For 13 years, Marshalltown has been home to Martinez. Iowa is all he’s known since he left his home country. Martinez played in a soccer showcase that in 2004 earned him a scholarship at Iowa Wesleyan College in Mount Pleasant, where he played soccer before graduating in just three years. He student-taught at WACO High School in Wayland, Iowa, as well as at Mount Pleasant’s middle school. He arrived in Marshalltown in the fall of 2007 to be a physical education instructor at Marshalltown High School.

He’s been “home” ever since.

“It’s definitely tough for many reasons and many aspects,” he said of leaving Marshalltown. “Obviously the toughest part is moving my family from Iowa, and a place where we’ve been very comfortable and supported by many in the good and bad, or challenging I should say, and that obviously is a big thing. And then I have two jobs that I absolutely love.

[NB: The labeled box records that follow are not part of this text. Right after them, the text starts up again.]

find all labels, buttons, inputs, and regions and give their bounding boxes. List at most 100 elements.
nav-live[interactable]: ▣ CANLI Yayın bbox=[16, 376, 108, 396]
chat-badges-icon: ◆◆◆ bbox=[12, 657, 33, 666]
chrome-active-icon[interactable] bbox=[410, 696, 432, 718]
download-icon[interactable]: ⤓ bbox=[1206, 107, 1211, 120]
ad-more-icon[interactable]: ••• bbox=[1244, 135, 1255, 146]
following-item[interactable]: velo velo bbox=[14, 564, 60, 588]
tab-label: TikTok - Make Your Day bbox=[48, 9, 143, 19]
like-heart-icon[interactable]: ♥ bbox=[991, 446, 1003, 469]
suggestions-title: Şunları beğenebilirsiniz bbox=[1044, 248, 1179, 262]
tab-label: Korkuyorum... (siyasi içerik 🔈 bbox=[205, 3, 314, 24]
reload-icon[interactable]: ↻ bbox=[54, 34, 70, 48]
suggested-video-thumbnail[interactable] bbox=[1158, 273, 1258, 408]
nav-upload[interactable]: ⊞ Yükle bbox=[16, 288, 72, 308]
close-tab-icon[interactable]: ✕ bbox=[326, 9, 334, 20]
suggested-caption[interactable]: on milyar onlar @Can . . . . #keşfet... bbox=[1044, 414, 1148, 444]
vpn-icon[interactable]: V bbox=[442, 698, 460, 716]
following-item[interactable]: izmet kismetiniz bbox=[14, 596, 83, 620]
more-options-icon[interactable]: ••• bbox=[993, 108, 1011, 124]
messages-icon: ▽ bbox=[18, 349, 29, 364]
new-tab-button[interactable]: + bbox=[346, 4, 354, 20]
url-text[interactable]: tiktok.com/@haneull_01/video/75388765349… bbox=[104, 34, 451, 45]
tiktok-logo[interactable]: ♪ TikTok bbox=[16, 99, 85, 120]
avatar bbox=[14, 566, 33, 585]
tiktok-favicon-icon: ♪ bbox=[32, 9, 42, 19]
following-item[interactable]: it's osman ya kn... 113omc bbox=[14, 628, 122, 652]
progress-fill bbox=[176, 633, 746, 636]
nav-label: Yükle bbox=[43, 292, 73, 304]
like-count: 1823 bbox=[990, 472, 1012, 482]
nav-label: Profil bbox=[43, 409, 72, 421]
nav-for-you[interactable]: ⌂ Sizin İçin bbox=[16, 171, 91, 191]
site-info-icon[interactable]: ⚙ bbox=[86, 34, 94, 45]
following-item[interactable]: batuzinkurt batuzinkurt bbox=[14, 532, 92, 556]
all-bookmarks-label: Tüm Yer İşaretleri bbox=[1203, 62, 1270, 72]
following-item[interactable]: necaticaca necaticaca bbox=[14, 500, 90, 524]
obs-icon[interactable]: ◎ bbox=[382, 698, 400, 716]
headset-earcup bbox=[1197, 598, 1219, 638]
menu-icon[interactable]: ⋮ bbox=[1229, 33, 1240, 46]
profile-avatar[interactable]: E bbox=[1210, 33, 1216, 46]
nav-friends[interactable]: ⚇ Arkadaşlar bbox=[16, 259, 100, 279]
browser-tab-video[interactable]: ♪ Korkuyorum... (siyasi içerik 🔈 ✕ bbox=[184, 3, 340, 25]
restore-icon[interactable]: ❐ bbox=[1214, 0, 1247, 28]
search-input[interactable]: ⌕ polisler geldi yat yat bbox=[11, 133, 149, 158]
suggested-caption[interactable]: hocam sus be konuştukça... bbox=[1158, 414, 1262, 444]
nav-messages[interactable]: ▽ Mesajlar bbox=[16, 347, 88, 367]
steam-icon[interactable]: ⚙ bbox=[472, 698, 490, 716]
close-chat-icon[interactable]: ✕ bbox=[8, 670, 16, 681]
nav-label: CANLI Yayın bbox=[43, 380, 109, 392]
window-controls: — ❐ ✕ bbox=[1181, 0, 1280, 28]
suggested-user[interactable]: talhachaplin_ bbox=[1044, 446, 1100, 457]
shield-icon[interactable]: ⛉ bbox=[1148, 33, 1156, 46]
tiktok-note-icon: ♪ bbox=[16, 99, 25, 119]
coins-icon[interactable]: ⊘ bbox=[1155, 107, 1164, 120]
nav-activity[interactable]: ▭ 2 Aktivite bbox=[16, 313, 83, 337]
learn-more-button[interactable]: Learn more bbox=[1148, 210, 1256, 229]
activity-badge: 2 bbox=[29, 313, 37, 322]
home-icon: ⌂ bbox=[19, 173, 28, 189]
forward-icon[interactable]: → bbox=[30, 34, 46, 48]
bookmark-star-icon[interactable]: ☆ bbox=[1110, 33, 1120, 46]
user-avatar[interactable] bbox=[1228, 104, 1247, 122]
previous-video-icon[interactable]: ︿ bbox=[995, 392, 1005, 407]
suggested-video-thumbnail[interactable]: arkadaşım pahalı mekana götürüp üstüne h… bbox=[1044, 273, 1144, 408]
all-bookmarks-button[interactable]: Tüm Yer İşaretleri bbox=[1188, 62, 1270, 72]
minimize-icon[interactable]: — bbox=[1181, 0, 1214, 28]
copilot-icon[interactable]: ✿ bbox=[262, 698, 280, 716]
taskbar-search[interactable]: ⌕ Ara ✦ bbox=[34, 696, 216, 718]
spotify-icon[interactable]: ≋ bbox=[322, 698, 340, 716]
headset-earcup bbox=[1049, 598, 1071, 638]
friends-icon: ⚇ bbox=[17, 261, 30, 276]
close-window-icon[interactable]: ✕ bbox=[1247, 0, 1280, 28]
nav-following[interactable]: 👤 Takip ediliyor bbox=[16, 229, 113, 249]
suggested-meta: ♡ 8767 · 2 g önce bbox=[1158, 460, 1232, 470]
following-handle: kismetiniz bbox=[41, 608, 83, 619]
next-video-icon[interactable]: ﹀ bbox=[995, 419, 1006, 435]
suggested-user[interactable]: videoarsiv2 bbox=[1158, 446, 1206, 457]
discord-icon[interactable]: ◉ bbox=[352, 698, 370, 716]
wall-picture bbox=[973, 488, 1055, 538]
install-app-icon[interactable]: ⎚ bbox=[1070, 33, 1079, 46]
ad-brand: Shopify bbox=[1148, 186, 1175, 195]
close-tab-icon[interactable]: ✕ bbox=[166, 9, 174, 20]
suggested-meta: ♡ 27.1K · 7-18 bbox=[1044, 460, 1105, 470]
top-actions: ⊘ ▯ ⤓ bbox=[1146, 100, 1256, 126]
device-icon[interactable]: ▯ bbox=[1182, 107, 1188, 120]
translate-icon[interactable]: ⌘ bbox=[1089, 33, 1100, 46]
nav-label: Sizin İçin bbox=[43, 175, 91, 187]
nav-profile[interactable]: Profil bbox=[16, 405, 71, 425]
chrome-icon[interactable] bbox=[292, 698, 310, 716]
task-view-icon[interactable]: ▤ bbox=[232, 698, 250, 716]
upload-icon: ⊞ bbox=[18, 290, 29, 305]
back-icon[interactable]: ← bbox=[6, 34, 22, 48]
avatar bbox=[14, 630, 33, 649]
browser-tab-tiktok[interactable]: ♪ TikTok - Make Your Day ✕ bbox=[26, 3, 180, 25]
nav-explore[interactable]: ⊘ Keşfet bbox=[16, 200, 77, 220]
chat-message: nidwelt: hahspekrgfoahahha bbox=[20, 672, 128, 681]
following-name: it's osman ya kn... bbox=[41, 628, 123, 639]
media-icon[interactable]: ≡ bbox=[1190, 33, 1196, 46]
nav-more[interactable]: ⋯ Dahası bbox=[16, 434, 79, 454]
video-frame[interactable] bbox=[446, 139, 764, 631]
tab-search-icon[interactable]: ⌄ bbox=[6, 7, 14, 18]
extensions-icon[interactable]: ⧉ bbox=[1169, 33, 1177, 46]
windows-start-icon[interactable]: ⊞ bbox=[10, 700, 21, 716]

“The people from the very beginning have welcomed me into the community in an incredible way. I mean it, I don’t just say it. Leaving the community is also sad and different, and of course the fact that we have such a great amount of pride in Marshalltown and MCC. The fact that we’ve helped a lot of young players from all over the world adjust to life in the United States and academics and the sport of soccer, and to see them progress and make their dreams come true, that’s incredible.

“Obviously my coaching staff — Creighton (Jenness) and Chris (Fuchsen), especially these last few years, have been like brothers to me. They’ve been through the hardest part with Pablo (diagnosed with Acute Lymphoblastic Leukemia in September 2017) and they’ve been incredibly supportive and I enjoy spending time with them. Being so far from my hometown, finding people like both of them, friends, almost brothers, is going to be hard.

“I’m extremely excited. Certainly I’m worried about changes, but again, I am comfortable in the unknown. I don’t know who I am outside of this environment because I’ve been here so long, I want to find out who I am and if I can support a coaching job at the Division I level.”

MCC athletic director John Kriebs said the pursuit of a new head coach will begin as soon as possible, considering the current pandemic gripping the globe.

“Coach Martinez will be missed,” he said. “He was only the third soccer coach here at Marshalltown Community College and the impact he made will be felt for some time. We will start a search for his replacement as soon as we are able.”